“I never did give anybody hell. I just told the truth and they thought it was hell.” – Harry S. Truman
1. Harry S. Truman became the 33rd president of the United States on 12th April 1945 on the wake of President Roosevelt’s death, three months after the former was sworn in as the Vice President under Roosevelt. He was president from 1945 to 1953.
2. It was during Harry Truman’s presidency that nuclear bombs were dropped in Hiroshima and Nagasaki in 1945, one presidential decision the world will never forget. He has served in the army during the World War I in France and a month after his retirement he got married to Elizabeth “Bess” Wallace in June 1919.

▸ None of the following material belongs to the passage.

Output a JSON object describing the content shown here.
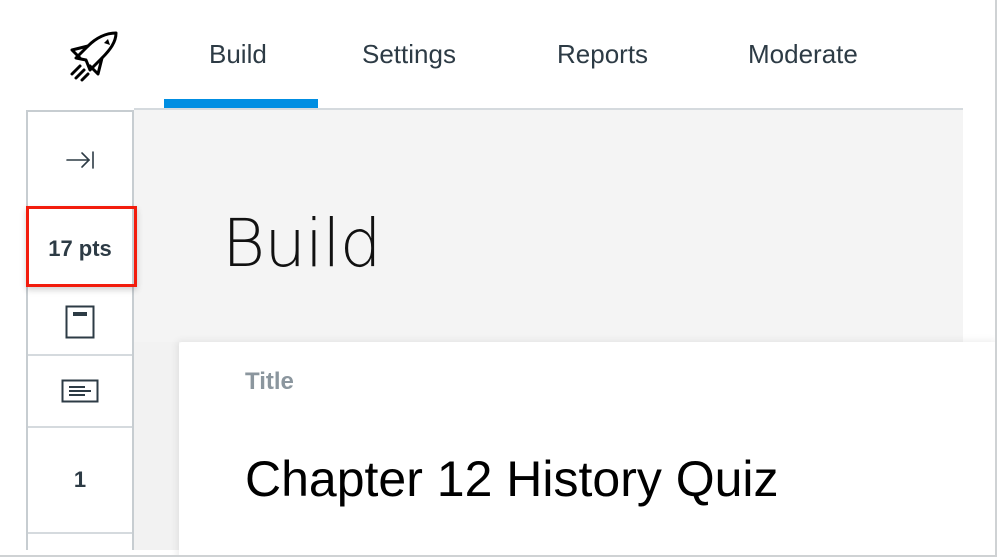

3. Truman initiated the Marshall Plan, which gave billions in financial aid to countries in war torn Europe, a plan which he hoped would put a check on the spread of communism and revive their economy.

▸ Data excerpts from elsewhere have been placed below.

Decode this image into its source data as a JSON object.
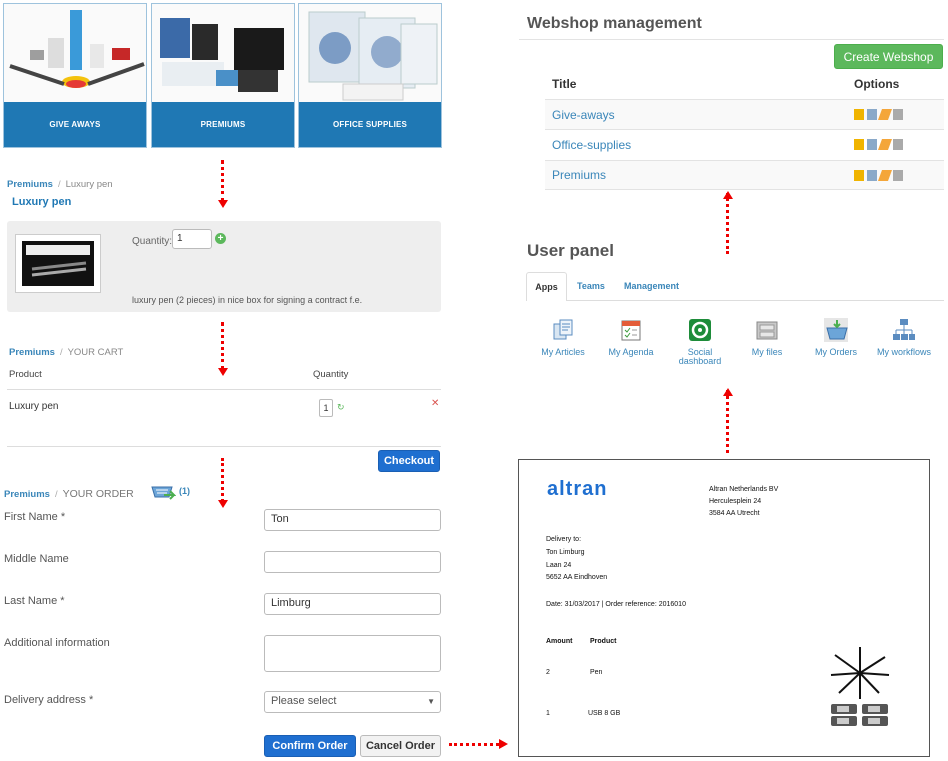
{
  "categories": [
    {
      "label": "GIVE AWAYS"
    },
    {
      "label": "PREMIUMS"
    },
    {
      "label": "OFFICE SUPPLIES"
    }
  ],
  "product_view": {
    "breadcrumb_link": "Premiums",
    "breadcrumb_current": "Luxury pen",
    "title": "Luxury pen",
    "quantity_label": "Quantity:",
    "quantity_value": "1",
    "description": "luxury pen (2 pieces) in nice box for signing a contract f.e."
  },
  "cart": {
    "breadcrumb_link": "Premiums",
    "breadcrumb_current": "YOUR CART",
    "col_product": "Product",
    "col_quantity": "Quantity",
    "rows": [
      {
        "product": "Luxury pen",
        "quantity": "1"
      }
    ],
    "checkout_label": "Checkout"
  },
  "order": {
    "breadcrumb_link": "Premiums",
    "breadcrumb_current": "YOUR ORDER",
    "cart_count": "(1)",
    "first_name_label": "First Name *",
    "first_name_value": "Ton",
    "middle_name_label": "Middle Name",
    "middle_name_value": "",
    "last_name_label": "Last Name *",
    "last_name_value": "Limburg",
    "additional_label": "Additional information",
    "additional_value": "",
    "delivery_label": "Delivery address *",
    "delivery_value": "Please select",
    "confirm_label": "Confirm Order",
    "cancel_label": "Cancel Order"
  },
  "webshop_management": {
    "title": "Webshop management",
    "create_label": "Create Webshop",
    "col_title": "Title",
    "col_options": "Options",
    "rows": [
      {
        "title": "Give-aways"
      },
      {
        "title": "Office-supplies"
      },
      {
        "title": "Premiums"
      }
    ]
  },
  "user_panel": {
    "title": "User panel",
    "tabs": [
      {
        "label": "Apps"
      },
      {
        "label": "Teams"
      },
      {
        "label": "Management"
      }
    ],
    "apps": [
      {
        "label": "My Articles",
        "icon": "articles-icon"
      },
      {
        "label": "My Agenda",
        "icon": "agenda-icon"
      },
      {
        "label": "Social dashboard",
        "icon": "social-icon"
      },
      {
        "label": "My files",
        "icon": "files-icon"
      },
      {
        "label": "My Orders",
        "icon": "orders-icon"
      },
      {
        "label": "My workflows",
        "icon": "workflows-icon"
      }
    ]
  },
  "invoice": {
    "logo": "ALTRAN",
    "company_name": "Altran Netherlands BV",
    "company_street": "Herculesplein 24",
    "company_city": "3584 AA Utrecht",
    "delivery_to": "Delivery to:",
    "recipient": "Ton Limburg",
    "recipient_street": "Laan 24",
    "recipient_city": "5652 AA Eindhoven",
    "date_line": "Date: 31/03/2017 | Order reference: 2016010",
    "col_amount": "Amount",
    "col_product": "Product",
    "lines": [
      {
        "amount": "2",
        "product": "Pen"
      },
      {
        "amount": "1",
        "product": "USB 8 GB"
      }
    ]
  },
  "colors": {
    "brand_blue": "#1f78b4",
    "link_blue": "#3a86b9",
    "arrow_red": "#e00000",
    "create_green": "#5cb85c",
    "button_blue": "#1f6fd0"
  }
}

4. Truman’s averseness to communism paved way for US intervention in the Korean war of 1950, rushing troops to the aid of Republic of Korea, to avoid conquest of an independent nation by a communist regime which in turn affected Truman’s popularity in the United States.

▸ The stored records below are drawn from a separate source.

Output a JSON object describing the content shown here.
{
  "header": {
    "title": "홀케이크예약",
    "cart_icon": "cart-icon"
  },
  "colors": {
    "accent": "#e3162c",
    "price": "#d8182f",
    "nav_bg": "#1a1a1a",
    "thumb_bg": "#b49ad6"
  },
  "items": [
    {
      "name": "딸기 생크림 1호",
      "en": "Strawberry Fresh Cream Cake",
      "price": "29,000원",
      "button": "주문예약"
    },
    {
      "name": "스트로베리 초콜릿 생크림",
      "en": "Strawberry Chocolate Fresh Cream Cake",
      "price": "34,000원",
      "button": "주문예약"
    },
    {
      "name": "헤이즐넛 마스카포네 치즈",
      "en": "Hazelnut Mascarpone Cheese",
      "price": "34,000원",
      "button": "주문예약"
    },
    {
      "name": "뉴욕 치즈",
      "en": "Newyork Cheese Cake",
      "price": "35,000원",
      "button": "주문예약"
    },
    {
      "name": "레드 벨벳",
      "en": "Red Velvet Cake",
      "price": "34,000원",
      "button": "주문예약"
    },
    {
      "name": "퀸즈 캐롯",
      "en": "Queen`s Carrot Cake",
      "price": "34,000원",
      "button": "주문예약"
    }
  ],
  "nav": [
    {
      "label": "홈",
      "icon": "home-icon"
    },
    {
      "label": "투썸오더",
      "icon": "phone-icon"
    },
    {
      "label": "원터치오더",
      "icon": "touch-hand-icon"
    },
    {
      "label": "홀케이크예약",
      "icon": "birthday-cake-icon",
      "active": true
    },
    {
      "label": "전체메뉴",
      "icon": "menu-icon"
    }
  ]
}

5. Truman was responsible for the creation of the CIA and in an interview twenty years later Truman’s comments on how he felt about the CIA reflected his character and it went “I think it was a mistake. And if I’d know what was going to happen, I never would have done it”.
6. Harry Truman often known as the last common man president and the last of the presidents to have not gone to college died at the age of 88 in 1972 and was buried in the courtyard of his presidential library in Independence, Missouri.
7. Harry Truman was a bibliophile and passionate about music. He played the piano and is known to have read every book in the Independence Public Library.